Thursday, February 15, 2018

Read: "A Little More Free" by John McFetridge

Read: A Little More Free by John McFetridge, 2015, 9781770412644.

I really, really enjoy the Montreal setting of this series.

This is set in 1972, a couple years after Constable Eddie Dougherty was a young cop in Black Rock and helping out Detective Carpentier on a murder case. Eddie is now a lot more experienced as a patrol officer and he knows the city of Montreal and it's people. As a half English-half French he is also more comfortable with the officers of the mostly French police department.

There a few things going on in this one. Eddie starts working with Carpentier on another murder. He starts dating a Leftie Protestor he meets during the murder investigation. He  responds to a night club fire that kills 37 people. He and the rest of Montreal are captivated by the summertime hockey series between Canada and the "amateur" Soviet hockey team. His father has a heart attack and Eddie cannot deal with his father, a man in his 50s, laid up and helpless in a hospital room.

Eddie also still wants to be a Detective. When he catches a call about a body at the base of some steps by Mount Royal it is Detective Carpentier who gets the case. Eddie's interest in Detective work waxes and wanes a little throughout the novel as Eddie works alongside Carpentier and experiences the job. But, Eddie is also dedicated and works extra hours (paid and unpaid) to chase leads.

The murder victim was a U.S. Army deserter who fled to Canada and was active in the anti-war groups in Montreal. Murder Victim was an illegal immigrant and, unable to legally get a job, was working the drug business. Eddie starts talking to protestors, leftists, deserters, and draft dodgers. He starts talking to drug dealers, low level mobsters, and other unsavory dudes.

Eddie is a right-wing kinda guy but confused by his almost immediate attraction to a work boot wearing, left-wing chick who is very active in protest movements against the war and real estate development.  Eddie has poor opinions of deserters and draft dodgers. He grew up surrounded by WWII vets and he sees their service as a automatic thing for everyone. Those WWII veterans almost never speak about their time in the Army but Eddie does connect that horror with Vietnam combat.

The novel follows Eddie police procedural style as he learns the tactics of interviewing, uses shoe leather on tracking people down, and mostly avoids thinking about his ill father.
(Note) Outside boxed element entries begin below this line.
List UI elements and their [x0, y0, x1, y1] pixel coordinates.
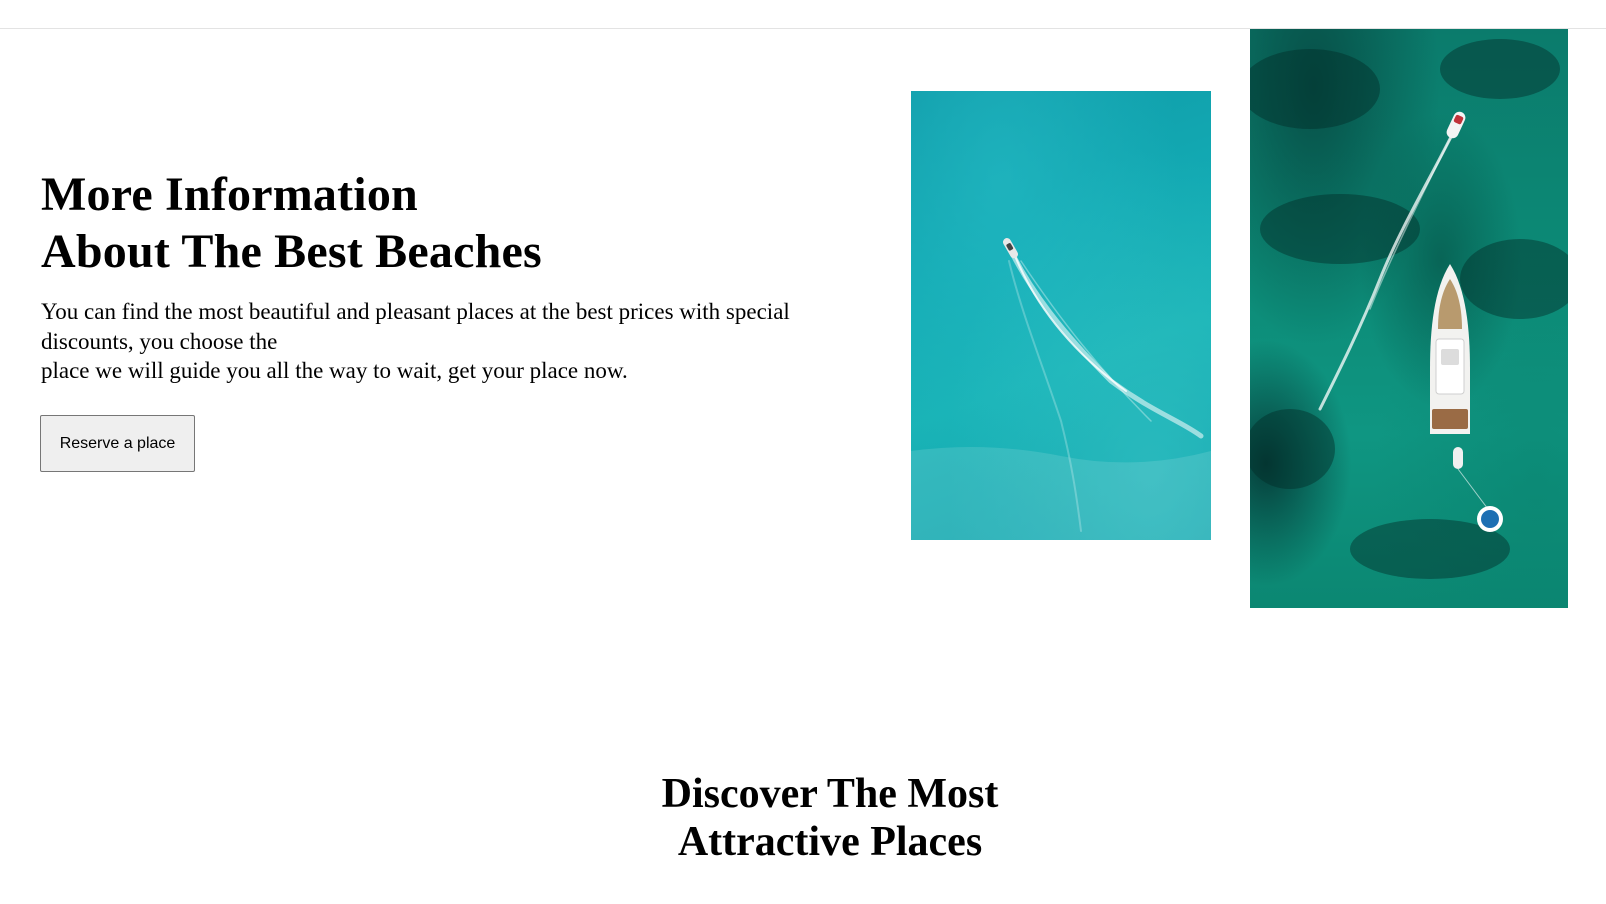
section-title-line1: Discover The Most [661, 771, 999, 817]
section-title-line2: Attractive Places [677, 819, 983, 865]
speedboat-illustration [911, 238, 1211, 540]
hero-title-line1: More Information [41, 168, 418, 221]
yacht-illustration [1250, 39, 1568, 579]
aerial-yacht-photo [1250, 29, 1568, 608]
hero-title-line2: About The Best Beaches [41, 225, 542, 278]
reserve-place-button[interactable]: Reserve a place [40, 415, 195, 472]
hero-title: More Information About The Best Beaches [41, 166, 542, 280]
section-title: Discover The Most Attractive Places [530, 770, 1130, 866]
hero-description: You can find the most beautiful and plea… [41, 297, 861, 386]
hero-description-line1: You can find the most beautiful and plea… [41, 299, 790, 354]
aerial-speedboat-photo [911, 91, 1211, 540]
hero-description-line2: place we will guide you all the way to w… [41, 358, 628, 383]
page: More Information About The Best Beaches … [0, 0, 1606, 904]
The novel is a story of opposing sides. The City is split in several ways. English and French - also noted as West Island and East Island. Left and Right politics.  Protesters and rich developers. Young and old. Eddie is about 27 and is starting to feel separate from the night club crowds he used to hang out with. He also still straddles the French-English divide with his Irish father and French mom; some French cops still call him Dog-Eh-Dee. Eddie himself is still sees life as right and wrong and black and white. But, he is also starting to see the grey and understand other people.

I think McFetridge does some great writing. His work is descriptive but never overlong. There is a great conversation at the midpoint between Eddie and Work Boot Girl about what interests them both and motivates them. I think the scene is really great because both characters are in their mid-twenties and starting to questions what and why they do things. Their initial impressions about work and politics are being questioned as they run into the practical problems of life and troublesome people. They are both smart and somewhat self aware and it makes for an interesting conversation for the reader.

Comments:
1. I may have mentioned before that my wife and I traveled to Montreal after we got married in Vermont. (Or, New Hampshire. The one on the right side of the map.) I was thinking a couple days ago about how much I enjoyed the Montreal Arboretum and the penguin display in the Biodome. In 1999 and 2000 I used to regularly watch the Biodomes webcam of the penguin habitat.
2. I also used to regularly visit a couple real estate websites and check out the apartments and condos in the cit and daydream of living there.
3. It's the 1970s so Eddie doesn't actually have Work Boot Girl as a girlfriend. They don't know what they are because they both avoid the topic and neither one seems to care that much about it. Eddie does like her quite a bit though and thinks of her often.
4. The dead deserter is from Madison, WI. I was expecting a tie-in to the 1970 campus bombing and the search for the four bombers.

2 comments:

col2910 said...

I enjoyed the first in this series - Black Rock? Haven't got back to the rest.

Gerard Saylor said...

Yes, BLACK ROCK. I have the 3rd one on hand, ONE OR THE OTHER, which is set in the '76 Olympics.